Conficker uses scheduled tasks to run periodically looking for new infectable 
computers.

A friend asked me to take a look at their laptop last night, which I haven't 
had the time to yet, but I'm positive this is the same thing they have. Thanks 
for pointing out the batch file on the root of C:

Jason


From: John Aldrich [mailto:[email protected]]
Sent: Friday, December 04, 2009 8:39 AM
To: NT System Admin Issues
Subject: New virus trick

I was at a seminar yesterday put on by Sunbelt and during a break I had a 
chance to talk to one of the presenters and told him of a recent malware 
incident I'd cleaned up. He'd never heard of such a trick before so I thought 
I'd bring it to y'all's attention so you can be on the lookout for it. 
Basically it was the same old malware that's been going around with the 
Antivirus Pro sort of stuff, but the twist was that even using Malware Bytes we 
were not able to get rid of it.
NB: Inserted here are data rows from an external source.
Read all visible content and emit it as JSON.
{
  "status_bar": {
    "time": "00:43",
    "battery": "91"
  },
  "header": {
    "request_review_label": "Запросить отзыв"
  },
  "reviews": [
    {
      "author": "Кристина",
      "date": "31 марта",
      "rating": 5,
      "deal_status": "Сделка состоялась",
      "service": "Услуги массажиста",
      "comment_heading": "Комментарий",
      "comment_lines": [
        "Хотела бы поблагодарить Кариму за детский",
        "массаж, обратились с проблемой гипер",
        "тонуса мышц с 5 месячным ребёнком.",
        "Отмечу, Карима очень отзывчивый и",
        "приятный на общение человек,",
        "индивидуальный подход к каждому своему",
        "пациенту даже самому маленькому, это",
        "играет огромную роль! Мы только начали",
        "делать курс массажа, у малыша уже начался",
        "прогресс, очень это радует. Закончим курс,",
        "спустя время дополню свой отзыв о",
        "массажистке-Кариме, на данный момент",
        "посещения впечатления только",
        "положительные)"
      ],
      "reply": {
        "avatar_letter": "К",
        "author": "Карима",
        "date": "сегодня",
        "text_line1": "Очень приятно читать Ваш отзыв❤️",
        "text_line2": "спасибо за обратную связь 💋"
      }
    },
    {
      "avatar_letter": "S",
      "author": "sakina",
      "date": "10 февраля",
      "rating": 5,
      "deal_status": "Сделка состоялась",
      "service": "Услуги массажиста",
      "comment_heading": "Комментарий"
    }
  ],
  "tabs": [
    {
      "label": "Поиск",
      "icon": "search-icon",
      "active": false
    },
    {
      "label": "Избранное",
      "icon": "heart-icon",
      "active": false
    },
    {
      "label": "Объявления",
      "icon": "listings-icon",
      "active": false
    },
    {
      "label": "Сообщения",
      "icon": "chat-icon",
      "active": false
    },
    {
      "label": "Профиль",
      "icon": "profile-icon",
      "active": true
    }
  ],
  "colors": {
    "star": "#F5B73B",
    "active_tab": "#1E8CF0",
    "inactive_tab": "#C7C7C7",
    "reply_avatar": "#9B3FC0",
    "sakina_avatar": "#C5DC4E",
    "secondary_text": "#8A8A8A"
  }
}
After I was poking around a bit, (I don't 
recall why I was looking at the root of C:, but I was) I noticed a batch file 
in the root of the C: drive that, when I opened it and looked at it, it created 
a bunch of scheduled tasks to re-download the malware/adware. I wised up and 
deleted that file, then went into the Scheduled Tasks and deleted all the 
malware-created scheduled tasks. Then I was able to successfully clean the 
stuff out!
What really got us was that Malware Bytes would clean it, then say it needed to 
reboot to finish, and then as soon as we came back, the fake antivirus was 
right back there. What I believe it was doing was re-downloading itself from 
the internet each time we cleaned it. So, anyway, if you guys ever have a 
problem like this, it wouldn't hurt to check the scheduled tasks!